紫萱缓缓落地,睁开双眼。那双原本温柔似水的眸子,此刻沉淀了万载沧桑与无比坚定的神光。她周身的气息变得深邃而浩瀚,虽修为境界未有大涨,但对力量的本质理解、对净化之道的掌握,已脱胎换骨。
她转身,看向宋青书,目光清澈而平静。
“宋先生,我找到了。”
“净化邪剑仙的方法。”
“以‘神血归源,造化归墟’之术,我可将自身化为净化之源,将邪剑仙与其吸纳的众生恶念强行包裹、拖入,在其内部完成最终的分解与净化。”紫萱的声音平静得可怕,仿佛在说一件与自己无关的事。
“代价是你的形神俱灭。”宋青书直视她的眼睛。
紫萱微微一笑,那笑容里有释然,有决绝,更有无尽温柔:“是。但这或许……是唯一能彻底终结这场浩劫,且不牵连五位长老神魂的方法。邪剑仙与长老们神魂相连,强杀则长老俱亡。唯有这种从‘概念’层面进行整体净化转化的方式,才有可能在净化邪剑仙的同时,保住长老们最后一点真灵不散。”
她望向东南方向,那是蜀山,是徐长卿所在的方向,眼中泛起浓得化不开的眷恋与哀伤。
“长卿他……肩负着重建蜀山、传承道统的重任。他需要活着。天下苍生,也需要有人守护。而我……”她抚上自己的心口,“能以此身,彻底解决这场因我族(女娲族)未能尽善尽美净化上古恶念遗毒而间接引发的灾劫,能守护长卿和这天下……紫萱,死得其所。”

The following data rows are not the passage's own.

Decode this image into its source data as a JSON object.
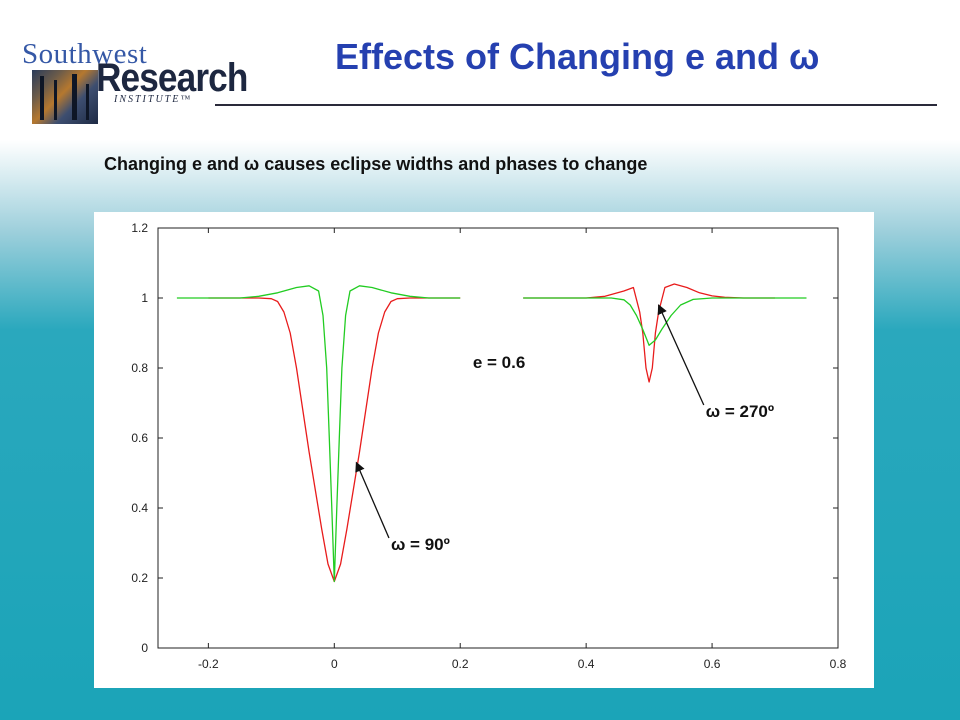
{
  "logo": {
    "line1": "Southwest",
    "line2": "Research",
    "line3": "INSTITUTE™"
  },
  "slide": {
    "title": "Effects of Changing e and ω",
    "subtitle": "Changing e and ω causes eclipse widths and phases to change"
  },
  "colors": {
    "title": "#2540b0",
    "red_series": "#e81c1c",
    "green_series": "#22cc22"
  },
  "chart_data": {
    "type": "line",
    "xlim": [
      -0.28,
      0.8
    ],
    "ylim": [
      0,
      1.2
    ],
    "xticks": [
      "-0.2",
      "0",
      "0.2",
      "0.4",
      "0.6",
      "0.8"
    ],
    "yticks": [
      "0",
      "0.2",
      "0.4",
      "0.6",
      "0.8",
      "1",
      "1.2"
    ],
    "grid": false,
    "series": [
      {
        "color": "#e81c1c",
        "segments": [
          [
            [
              -0.2,
              1
            ],
            [
              -0.12,
              1
            ],
            [
              -0.1,
              0.998
            ],
            [
              -0.09,
              0.99
            ],
            [
              -0.08,
              0.96
            ],
            [
              -0.07,
              0.9
            ],
            [
              -0.06,
              0.8
            ],
            [
              -0.05,
              0.68
            ],
            [
              -0.04,
              0.56
            ],
            [
              -0.03,
              0.45
            ],
            [
              -0.02,
              0.34
            ],
            [
              -0.01,
              0.24
            ],
            [
              0,
              0.19
            ],
            [
              0.01,
              0.24
            ],
            [
              0.02,
              0.34
            ],
            [
              0.03,
              0.45
            ],
            [
              0.04,
              0.56
            ],
            [
              0.05,
              0.68
            ],
            [
              0.06,
              0.8
            ],
            [
              0.07,
              0.9
            ],
            [
              0.08,
              0.96
            ],
            [
              0.09,
              0.99
            ],
            [
              0.1,
              0.998
            ],
            [
              0.12,
              1
            ],
            [
              0.2,
              1
            ]
          ],
          [
            [
              0.3,
              1
            ],
            [
              0.4,
              1
            ],
            [
              0.43,
              1.005
            ],
            [
              0.46,
              1.02
            ],
            [
              0.475,
              1.03
            ],
            [
              0.485,
              0.96
            ],
            [
              0.49,
              0.9
            ],
            [
              0.495,
              0.8
            ],
            [
              0.5,
              0.76
            ],
            [
              0.505,
              0.8
            ],
            [
              0.51,
              0.9
            ],
            [
              0.515,
              0.96
            ],
            [
              0.525,
              1.03
            ],
            [
              0.54,
              1.04
            ],
            [
              0.56,
              1.03
            ],
            [
              0.58,
              1.015
            ],
            [
              0.6,
              1.006
            ],
            [
              0.62,
              1.002
            ],
            [
              0.65,
              1
            ],
            [
              0.7,
              1
            ]
          ]
        ]
      },
      {
        "color": "#22cc22",
        "segments": [
          [
            [
              -0.25,
              1
            ],
            [
              -0.15,
              1
            ],
            [
              -0.12,
              1.005
            ],
            [
              -0.09,
              1.015
            ],
            [
              -0.06,
              1.03
            ],
            [
              -0.04,
              1.035
            ],
            [
              -0.025,
              1.02
            ],
            [
              -0.018,
              0.95
            ],
            [
              -0.012,
              0.8
            ],
            [
              -0.008,
              0.6
            ],
            [
              -0.004,
              0.4
            ],
            [
              0,
              0.19
            ],
            [
              0.004,
              0.4
            ],
            [
              0.008,
              0.6
            ],
            [
              0.012,
              0.8
            ],
            [
              0.018,
              0.95
            ],
            [
              0.025,
              1.02
            ],
            [
              0.04,
              1.035
            ],
            [
              0.06,
              1.03
            ],
            [
              0.09,
              1.015
            ],
            [
              0.12,
              1.005
            ],
            [
              0.15,
              1
            ],
            [
              0.2,
              1
            ]
          ],
          [
            [
              0.3,
              1
            ],
            [
              0.4,
              1
            ],
            [
              0.44,
              1
            ],
            [
              0.46,
              0.995
            ],
            [
              0.47,
              0.98
            ],
            [
              0.48,
              0.95
            ],
            [
              0.49,
              0.91
            ],
            [
              0.5,
              0.865
            ],
            [
              0.51,
              0.88
            ],
            [
              0.52,
              0.91
            ],
            [
              0.535,
              0.95
            ],
            [
              0.55,
              0.98
            ],
            [
              0.57,
              0.996
            ],
            [
              0.6,
              1
            ],
            [
              0.75,
              1
            ]
          ]
        ]
      }
    ],
    "annotations": [
      {
        "text": "e = 0.6",
        "at": [
          0.22,
          0.8
        ]
      },
      {
        "text": "ω = 90º",
        "at": [
          0.09,
          0.28
        ],
        "arrow_to": [
          0.035,
          0.53
        ]
      },
      {
        "text": "ω = 270º",
        "at": [
          0.59,
          0.66
        ],
        "arrow_to": [
          0.515,
          0.98
        ]
      }
    ]
  }
}
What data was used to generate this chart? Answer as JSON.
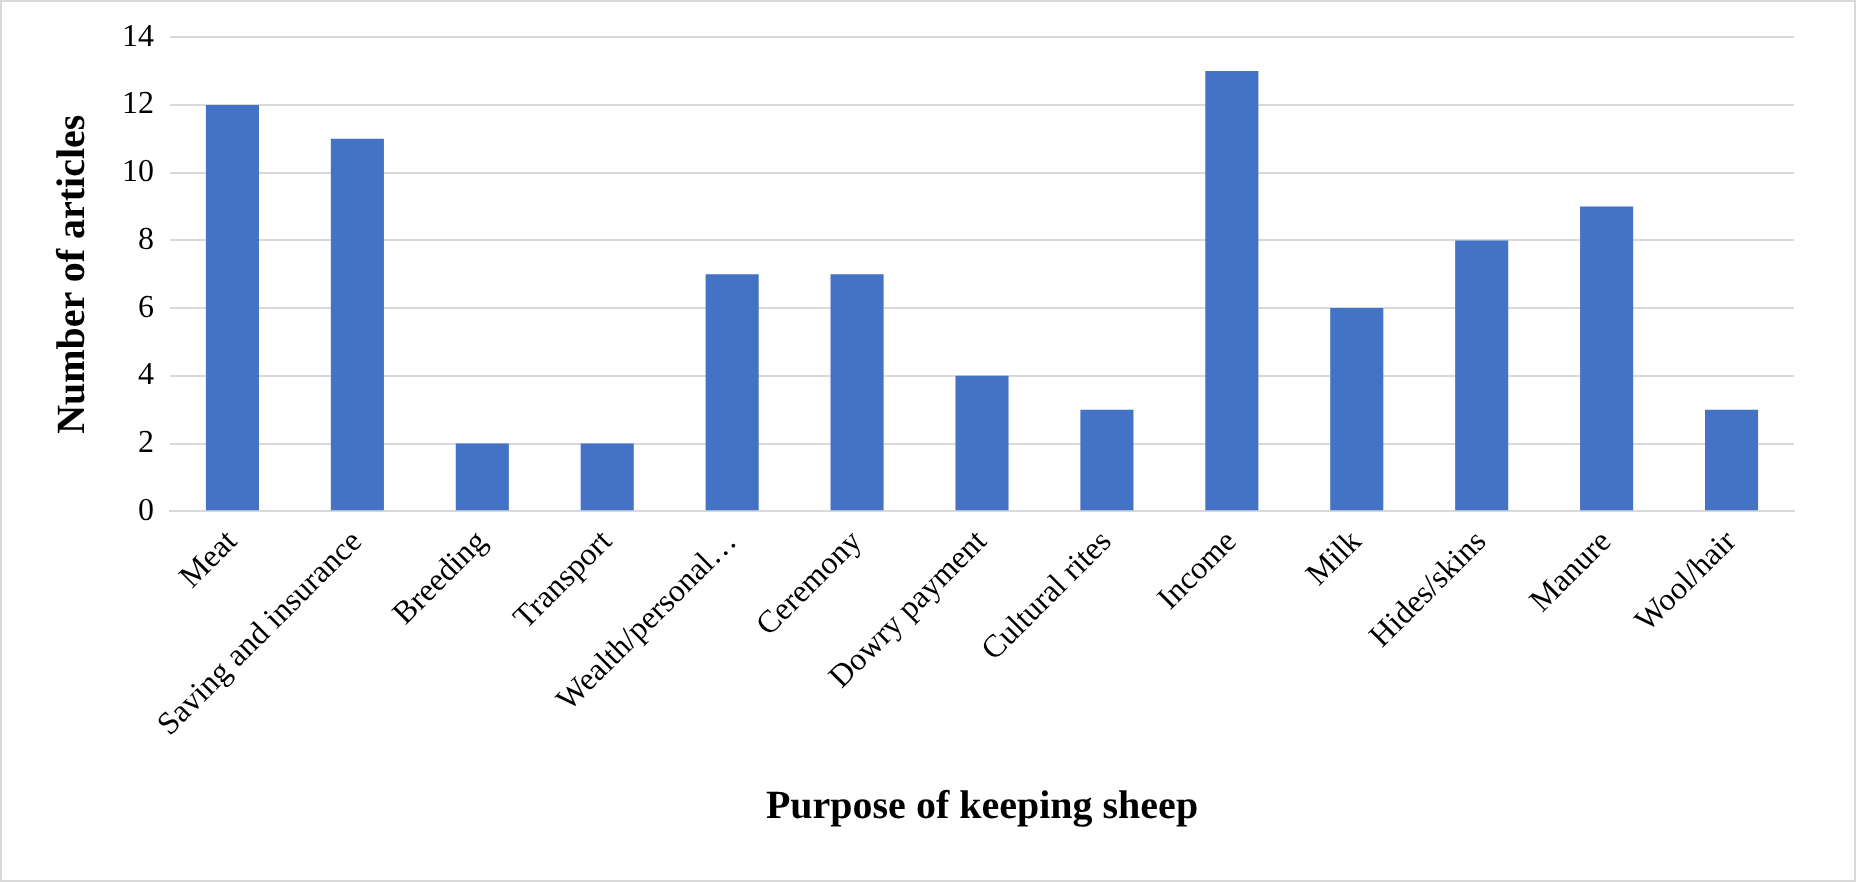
{
  "chart_data": {
    "type": "bar",
    "xlabel": "Purpose of keeping sheep",
    "ylabel": "Number of articles",
    "categories": [
      "Meat",
      "Saving and insurance",
      "Breeding",
      "Transport",
      "Wealth/personal…",
      "Ceremony",
      "Dowry payment",
      "Cultural rites",
      "Income",
      "Milk",
      "Hides/skins",
      "Manure",
      "Wool/hair"
    ],
    "values": [
      12,
      11,
      2,
      2,
      7,
      7,
      4,
      3,
      13,
      6,
      8,
      9,
      3
    ],
    "color": "#4472c4",
    "ylim": [
      0,
      14
    ],
    "yticks": [
      0,
      2,
      4,
      6,
      8,
      10,
      12,
      14
    ],
    "grid": "y",
    "legend": false
  }
}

景天、雪见、龙葵全都愣住了,被这突如其来的牺牲宣言震撼得说不出话。
宋青书沉默着,系统在他脑海中飞速运转,记录分析着紫萱传承中流露出的“造化净化”法则信息,并与之前对邪剑仙的结构模型进行比对、推演。
片刻后,他开口,声音听不出喜怒:“此法成功率几何?对施术者要求如何?”
紫萱认真答道:“传承记载,若目标为‘先天邪灵’层次,以完整女娲神血施展,成功率在七成以上。邪剑仙虽非先天邪灵,但其本质相似,且其核心中有五长老恶念,与女娲神力并非完全排斥……我估算,若有足够力量将其束缚于一处,由我施展此术,或有五成把握。”
“至于要求……”她顿了顿,“需我心无杂念,至爱至诚之心圆满无瑕,方能在献祭时点燃最纯粹的‘造化之火’。还需有强大的外力,在我施展术法、与邪剑仙进入僵持阶段时,保护我的净化之源不被它反噬冲垮。”
五成把握,形神俱灭。
宋青书看着眼前这个眼神坚定、早已将生死置之度外的女子,缓缓道:“此法,记下。作为最终备选。”
“宋先生?”紫萱愕然。
“你的觉悟,我已知晓。”宋青书转身,望向那尊庞大的女娲卧像,“但牺牲,不总是最优解。若有他法,不必行此绝路。你的传承中,除了这同归于尽的终极之术,可还有别的?比如,如何汇聚、引导众生正面念力?如何强化净化之力的效果?”
紫萱怔了怔,随即明悟宋青书的意思——他并未完全接受牺牲的方案,仍在寻求更好的出路。
她心中涌起一股复杂的暖流,连忙点头:“有!传承中有汇聚‘众生愿力’加持净化效果的阵法,也有暂时强化女娲神力的秘法,只是效果远不如‘神血归源’彻底……”
“足够了。”宋青书打断她,“将所有相关传承,悉数告知于我。我们需要制定一个更周全的计划。”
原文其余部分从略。